The answer is simple: hire HR directors and specialists that understand proper hiring practices to not run afoul of the law. An effective hiring manager realizes that race is neither effective nor legal to use in screening applicants. Once again, the law is already clear on this. If you have an employer with a selection process that unfairly discriminates against blacks (intentionally or not), they are subject to punishment under the law.
Firstly, it's important to remember that this study is not evaluating success rates vs. whites. It is intended to study the success rate of various "whitening techinques" among non-white applicants. I think it is conducted poorly when compared to the research they cite (link below).
To the study: I have a few issues with the methods:
1. The sample size is extremely small considering the scope of employers and geographical area covered. A similar study evaluated 2445 resumes in just two major metro areas. This study evaluates 1600 nationwide.
2. Varied industries and various job types were used for the same generic resume. The study doesn't explain it's randomization or the selection rates across the job types.
3. No employer got more than one resume.
4. There was no control group.
They submitted four names:
Lamar J. Smith vs. L. James Smith (Black vs. "Whitened")
Lei Zhang vs. Luke Zhang (Asian vs. "Whitened")
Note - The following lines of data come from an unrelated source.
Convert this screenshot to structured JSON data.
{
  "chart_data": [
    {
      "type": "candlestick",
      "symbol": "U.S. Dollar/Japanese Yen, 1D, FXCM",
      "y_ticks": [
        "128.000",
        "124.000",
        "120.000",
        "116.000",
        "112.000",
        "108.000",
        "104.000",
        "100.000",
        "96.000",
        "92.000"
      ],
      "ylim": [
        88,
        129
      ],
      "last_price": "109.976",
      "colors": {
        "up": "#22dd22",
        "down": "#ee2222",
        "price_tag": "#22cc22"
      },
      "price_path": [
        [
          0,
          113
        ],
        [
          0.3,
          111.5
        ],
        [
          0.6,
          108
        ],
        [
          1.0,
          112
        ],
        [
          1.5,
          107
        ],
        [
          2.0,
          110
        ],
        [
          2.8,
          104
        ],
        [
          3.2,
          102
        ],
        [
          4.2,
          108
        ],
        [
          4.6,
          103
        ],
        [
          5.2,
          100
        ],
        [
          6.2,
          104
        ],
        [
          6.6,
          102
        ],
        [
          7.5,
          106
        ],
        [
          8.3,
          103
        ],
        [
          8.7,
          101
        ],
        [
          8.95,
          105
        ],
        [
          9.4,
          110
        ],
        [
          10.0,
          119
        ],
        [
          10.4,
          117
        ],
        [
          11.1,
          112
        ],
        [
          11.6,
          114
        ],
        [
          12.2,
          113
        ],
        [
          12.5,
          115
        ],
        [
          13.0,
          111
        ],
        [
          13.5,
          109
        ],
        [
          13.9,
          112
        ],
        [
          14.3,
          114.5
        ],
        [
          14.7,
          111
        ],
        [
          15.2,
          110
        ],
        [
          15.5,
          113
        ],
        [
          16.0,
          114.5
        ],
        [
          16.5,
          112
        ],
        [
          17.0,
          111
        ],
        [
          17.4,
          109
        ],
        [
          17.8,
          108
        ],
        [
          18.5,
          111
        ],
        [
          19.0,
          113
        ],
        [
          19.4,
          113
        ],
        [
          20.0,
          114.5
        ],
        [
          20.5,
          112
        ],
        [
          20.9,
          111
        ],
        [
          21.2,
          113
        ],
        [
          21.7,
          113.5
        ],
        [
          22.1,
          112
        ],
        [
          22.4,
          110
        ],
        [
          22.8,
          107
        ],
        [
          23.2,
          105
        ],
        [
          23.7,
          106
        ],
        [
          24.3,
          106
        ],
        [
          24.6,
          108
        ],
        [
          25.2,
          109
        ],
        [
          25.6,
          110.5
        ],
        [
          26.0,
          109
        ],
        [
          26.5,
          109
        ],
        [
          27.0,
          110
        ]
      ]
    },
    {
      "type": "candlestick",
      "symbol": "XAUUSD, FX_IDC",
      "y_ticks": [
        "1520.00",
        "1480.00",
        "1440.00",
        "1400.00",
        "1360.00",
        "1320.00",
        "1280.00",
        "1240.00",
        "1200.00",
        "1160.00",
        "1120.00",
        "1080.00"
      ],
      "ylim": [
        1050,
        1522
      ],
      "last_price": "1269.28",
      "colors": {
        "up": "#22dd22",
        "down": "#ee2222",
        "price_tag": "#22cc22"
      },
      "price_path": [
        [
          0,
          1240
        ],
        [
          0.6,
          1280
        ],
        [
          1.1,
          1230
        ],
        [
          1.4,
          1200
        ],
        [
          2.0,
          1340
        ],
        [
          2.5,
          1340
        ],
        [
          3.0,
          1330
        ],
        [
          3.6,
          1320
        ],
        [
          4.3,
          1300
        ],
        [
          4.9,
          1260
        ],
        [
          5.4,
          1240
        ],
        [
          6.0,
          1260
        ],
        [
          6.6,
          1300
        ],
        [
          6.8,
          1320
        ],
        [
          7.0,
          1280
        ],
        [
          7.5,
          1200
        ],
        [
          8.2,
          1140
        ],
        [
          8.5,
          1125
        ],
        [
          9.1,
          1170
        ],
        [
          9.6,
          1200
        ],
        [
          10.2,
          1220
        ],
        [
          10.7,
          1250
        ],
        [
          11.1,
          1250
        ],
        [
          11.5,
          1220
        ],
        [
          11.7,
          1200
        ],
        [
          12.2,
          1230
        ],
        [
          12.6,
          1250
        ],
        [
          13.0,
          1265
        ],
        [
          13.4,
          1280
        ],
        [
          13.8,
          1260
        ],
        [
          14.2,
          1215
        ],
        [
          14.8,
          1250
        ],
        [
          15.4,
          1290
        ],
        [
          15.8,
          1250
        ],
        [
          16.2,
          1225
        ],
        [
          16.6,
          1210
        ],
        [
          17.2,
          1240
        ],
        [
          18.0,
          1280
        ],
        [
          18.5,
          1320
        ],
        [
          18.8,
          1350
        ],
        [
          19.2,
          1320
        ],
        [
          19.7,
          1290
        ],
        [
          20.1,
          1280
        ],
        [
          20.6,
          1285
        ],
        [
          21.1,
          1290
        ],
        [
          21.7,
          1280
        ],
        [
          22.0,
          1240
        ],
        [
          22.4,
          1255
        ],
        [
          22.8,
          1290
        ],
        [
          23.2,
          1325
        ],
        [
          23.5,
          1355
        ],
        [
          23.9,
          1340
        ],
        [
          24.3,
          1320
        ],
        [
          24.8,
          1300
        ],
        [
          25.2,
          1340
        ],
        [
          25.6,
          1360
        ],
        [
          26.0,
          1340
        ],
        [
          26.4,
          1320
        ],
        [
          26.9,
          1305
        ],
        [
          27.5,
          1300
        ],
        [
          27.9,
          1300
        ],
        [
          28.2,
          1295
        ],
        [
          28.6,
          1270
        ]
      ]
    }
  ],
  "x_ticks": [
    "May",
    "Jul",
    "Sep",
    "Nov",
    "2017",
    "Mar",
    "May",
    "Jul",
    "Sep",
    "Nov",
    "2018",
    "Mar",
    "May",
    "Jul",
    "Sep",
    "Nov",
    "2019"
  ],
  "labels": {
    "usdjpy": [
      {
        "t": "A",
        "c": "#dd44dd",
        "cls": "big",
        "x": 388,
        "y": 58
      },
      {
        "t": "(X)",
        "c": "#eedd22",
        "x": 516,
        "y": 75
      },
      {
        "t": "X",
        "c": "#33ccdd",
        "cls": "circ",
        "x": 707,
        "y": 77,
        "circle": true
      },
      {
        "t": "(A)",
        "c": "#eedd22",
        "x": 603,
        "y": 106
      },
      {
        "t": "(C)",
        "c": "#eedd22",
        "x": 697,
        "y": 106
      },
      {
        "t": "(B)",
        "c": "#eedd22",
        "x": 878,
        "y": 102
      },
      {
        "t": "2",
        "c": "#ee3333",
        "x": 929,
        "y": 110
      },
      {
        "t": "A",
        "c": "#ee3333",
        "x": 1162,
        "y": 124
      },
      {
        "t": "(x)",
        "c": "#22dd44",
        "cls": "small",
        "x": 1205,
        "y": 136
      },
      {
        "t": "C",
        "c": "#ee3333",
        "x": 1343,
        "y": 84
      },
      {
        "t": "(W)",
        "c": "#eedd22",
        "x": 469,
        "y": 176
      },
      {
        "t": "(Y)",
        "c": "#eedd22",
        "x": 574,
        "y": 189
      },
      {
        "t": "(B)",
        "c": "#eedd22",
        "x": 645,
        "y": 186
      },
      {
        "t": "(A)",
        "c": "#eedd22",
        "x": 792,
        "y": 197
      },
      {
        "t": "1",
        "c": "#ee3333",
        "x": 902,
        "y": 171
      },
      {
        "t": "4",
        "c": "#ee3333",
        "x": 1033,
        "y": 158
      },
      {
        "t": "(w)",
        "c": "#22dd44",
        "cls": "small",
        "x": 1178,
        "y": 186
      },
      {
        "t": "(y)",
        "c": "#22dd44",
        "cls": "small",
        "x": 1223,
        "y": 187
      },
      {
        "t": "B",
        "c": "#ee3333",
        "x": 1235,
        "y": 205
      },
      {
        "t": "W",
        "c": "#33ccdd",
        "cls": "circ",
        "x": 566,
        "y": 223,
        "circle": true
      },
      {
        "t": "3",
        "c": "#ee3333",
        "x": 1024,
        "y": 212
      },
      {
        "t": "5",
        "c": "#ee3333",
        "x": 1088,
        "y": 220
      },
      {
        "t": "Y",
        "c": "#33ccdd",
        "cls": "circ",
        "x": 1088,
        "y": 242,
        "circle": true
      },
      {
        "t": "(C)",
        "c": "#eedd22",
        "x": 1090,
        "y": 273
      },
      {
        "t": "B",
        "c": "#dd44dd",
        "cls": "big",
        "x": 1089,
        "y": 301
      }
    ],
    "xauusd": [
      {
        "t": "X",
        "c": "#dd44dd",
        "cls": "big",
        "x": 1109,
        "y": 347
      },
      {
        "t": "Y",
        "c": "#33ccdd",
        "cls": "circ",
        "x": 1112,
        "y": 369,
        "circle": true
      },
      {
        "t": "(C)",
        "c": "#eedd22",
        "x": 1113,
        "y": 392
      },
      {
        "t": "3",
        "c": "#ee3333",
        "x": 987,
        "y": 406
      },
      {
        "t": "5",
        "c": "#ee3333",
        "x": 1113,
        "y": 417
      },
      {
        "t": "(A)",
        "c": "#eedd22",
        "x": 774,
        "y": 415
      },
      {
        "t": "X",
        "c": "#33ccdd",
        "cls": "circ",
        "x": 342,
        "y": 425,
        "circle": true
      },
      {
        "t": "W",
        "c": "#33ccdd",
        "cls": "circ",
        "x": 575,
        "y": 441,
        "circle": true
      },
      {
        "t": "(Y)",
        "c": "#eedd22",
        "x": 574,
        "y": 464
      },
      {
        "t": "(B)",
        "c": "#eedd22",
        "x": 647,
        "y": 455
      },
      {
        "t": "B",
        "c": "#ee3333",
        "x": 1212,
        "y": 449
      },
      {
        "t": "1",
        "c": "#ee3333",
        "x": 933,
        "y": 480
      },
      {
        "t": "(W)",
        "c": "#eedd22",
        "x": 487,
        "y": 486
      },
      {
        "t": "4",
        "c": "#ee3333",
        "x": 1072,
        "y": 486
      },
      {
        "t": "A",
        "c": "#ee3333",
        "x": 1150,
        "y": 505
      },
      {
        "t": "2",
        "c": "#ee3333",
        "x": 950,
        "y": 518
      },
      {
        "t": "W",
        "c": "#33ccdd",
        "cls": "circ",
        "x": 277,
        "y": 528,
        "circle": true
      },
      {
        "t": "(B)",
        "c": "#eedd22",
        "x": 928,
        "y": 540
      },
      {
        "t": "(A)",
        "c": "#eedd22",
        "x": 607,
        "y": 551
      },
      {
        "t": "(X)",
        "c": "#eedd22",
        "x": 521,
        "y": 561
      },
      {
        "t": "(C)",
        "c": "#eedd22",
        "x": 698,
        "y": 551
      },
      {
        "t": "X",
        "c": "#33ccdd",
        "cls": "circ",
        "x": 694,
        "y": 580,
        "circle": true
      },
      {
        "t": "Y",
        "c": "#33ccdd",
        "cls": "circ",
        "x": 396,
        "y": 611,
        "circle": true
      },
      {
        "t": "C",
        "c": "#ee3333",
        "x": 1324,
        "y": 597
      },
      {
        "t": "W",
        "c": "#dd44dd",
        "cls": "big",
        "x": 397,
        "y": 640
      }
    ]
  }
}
The OVERALL rejection rate (no callbacks) - 83.3% (which is surprisingly low based on my own experience with resumes). The total number of resumes generating some form of response was ony 267. They applied to 1600 different jobs at 1600 different employers across 6 job types.
From the study:
"Whitening the name only (versus not whitening at all) didnot make a statistically significant difference for black applicants (13% versus 10%) but led to amarginally significant increase in callbacks for Asians (18% versus 11.5%, z = 1.83, p < .10)"
I believe this means they chose too ambiguous a name in both cases. Luke Zhang and Lei Zhang don't suggest any difference in race to the common observer. I have a similar thought to the name Lamar, but I'll grant them that one.
Quoting again:
"If hewhitened both his first name and the experiences, he would receive 2.5 times as many callbacksas he would with the original, unwhitened résumé" - The strongest argument of the study. And a difference of
35 resumes across 1600 (once again, across industries and across employers) is the total difference... I would much rather see the variance between employers, but the university IRB rejected that possibility.
The study shows what it shows, but I don't think it's very useful as it was designed, as there no way to assign causality to any one factor.
http://www.nber.org/papers/w9873.pdf - One of the cited studies,
"Are Emily and Greg More Employable than Lakisha and Jamal? A Field Experiment on Labor Market Discrimination" -
Bertrand and Mullainathan (2004) contains a better design, is much more well-explained, and contains a detailed breakdown of the confounds (page 20-it's worth the read), although the N is still low (2445).